The maker of Sniper 3D Assassin, a first-person shooter game for smartphones and tablets, learned this lesson when criticism of a level in the game forced the company to stop offering one version of it. In a level called Breaking News, the assassin’s mission involved killing a reporter who bribed a cop for information. The outcry over the game started after New York Times journalist Jamal Jordan’s nephew asked him to give the game a try. Jordan’s subsequent shocked tweet about the game prompted a flurry of reporting. Now TFG Co. has removed the Breaking News level.
An executive at the game-maker told HuffPost that TFG was responding to negative feedback about the game, which was first released in 2014. “At TFG, we work to create games that bring fun and entertainment to users all around the world. As such, we take feedback from our players very seriously. After listening to our community today, we have decided to remove the mission ‘Breaking News’ from the game,” Michael Mac-Vicar said.
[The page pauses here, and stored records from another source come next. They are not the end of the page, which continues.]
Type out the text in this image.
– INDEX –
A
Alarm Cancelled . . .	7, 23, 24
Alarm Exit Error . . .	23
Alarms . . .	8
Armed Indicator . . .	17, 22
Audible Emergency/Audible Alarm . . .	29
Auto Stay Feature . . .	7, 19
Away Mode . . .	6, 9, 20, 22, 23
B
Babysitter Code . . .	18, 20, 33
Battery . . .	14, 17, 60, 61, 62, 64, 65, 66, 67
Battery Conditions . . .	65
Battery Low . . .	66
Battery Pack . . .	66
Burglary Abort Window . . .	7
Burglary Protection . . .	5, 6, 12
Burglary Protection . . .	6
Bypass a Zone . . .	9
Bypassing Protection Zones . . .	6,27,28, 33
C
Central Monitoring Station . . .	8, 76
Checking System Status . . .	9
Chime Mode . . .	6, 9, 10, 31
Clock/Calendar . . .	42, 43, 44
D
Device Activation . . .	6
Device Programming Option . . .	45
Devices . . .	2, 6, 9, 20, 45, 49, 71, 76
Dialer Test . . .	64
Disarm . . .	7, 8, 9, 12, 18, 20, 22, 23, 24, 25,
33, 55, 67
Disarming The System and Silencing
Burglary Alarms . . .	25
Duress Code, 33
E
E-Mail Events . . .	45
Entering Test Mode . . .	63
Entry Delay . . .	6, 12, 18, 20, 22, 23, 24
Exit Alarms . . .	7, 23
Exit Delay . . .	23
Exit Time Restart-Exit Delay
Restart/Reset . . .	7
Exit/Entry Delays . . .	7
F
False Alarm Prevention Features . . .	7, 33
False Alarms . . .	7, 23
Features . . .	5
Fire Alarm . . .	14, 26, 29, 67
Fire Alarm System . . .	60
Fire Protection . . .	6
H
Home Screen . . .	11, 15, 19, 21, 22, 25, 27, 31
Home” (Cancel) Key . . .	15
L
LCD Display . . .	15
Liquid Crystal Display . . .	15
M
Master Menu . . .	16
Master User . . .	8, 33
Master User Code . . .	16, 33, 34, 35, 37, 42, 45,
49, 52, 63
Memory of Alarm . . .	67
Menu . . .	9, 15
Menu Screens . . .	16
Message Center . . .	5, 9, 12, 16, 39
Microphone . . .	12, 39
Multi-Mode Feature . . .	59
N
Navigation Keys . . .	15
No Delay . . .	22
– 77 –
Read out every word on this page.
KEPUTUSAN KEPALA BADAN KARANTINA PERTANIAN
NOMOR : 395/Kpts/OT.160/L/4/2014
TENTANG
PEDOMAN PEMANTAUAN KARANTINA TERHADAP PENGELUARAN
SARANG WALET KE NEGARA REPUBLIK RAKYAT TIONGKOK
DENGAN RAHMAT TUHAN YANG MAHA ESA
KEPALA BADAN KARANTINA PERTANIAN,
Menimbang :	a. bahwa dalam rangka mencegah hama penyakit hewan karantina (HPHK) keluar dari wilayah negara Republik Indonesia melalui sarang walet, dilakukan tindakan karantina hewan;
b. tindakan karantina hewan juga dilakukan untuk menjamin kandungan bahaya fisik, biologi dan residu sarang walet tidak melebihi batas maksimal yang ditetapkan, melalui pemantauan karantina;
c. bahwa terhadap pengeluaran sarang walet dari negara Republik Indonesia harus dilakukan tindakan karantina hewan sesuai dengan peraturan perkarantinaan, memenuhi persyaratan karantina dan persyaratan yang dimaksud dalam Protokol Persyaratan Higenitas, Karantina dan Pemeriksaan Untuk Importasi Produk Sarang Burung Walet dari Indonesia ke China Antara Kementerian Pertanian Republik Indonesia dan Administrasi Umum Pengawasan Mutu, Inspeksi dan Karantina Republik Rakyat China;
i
There, of course, have been actual acts of violence against the news media in the United States—most notably a shooting at the Capital Gazette newspaper. In a 2018 attack, a gunman killed five and wounded two others in the paper’s Maryland newsroom. The Committee to Protect Journalists reports that 54 journalists were killed around the world last year; the committee lists 34 of those deaths as murders.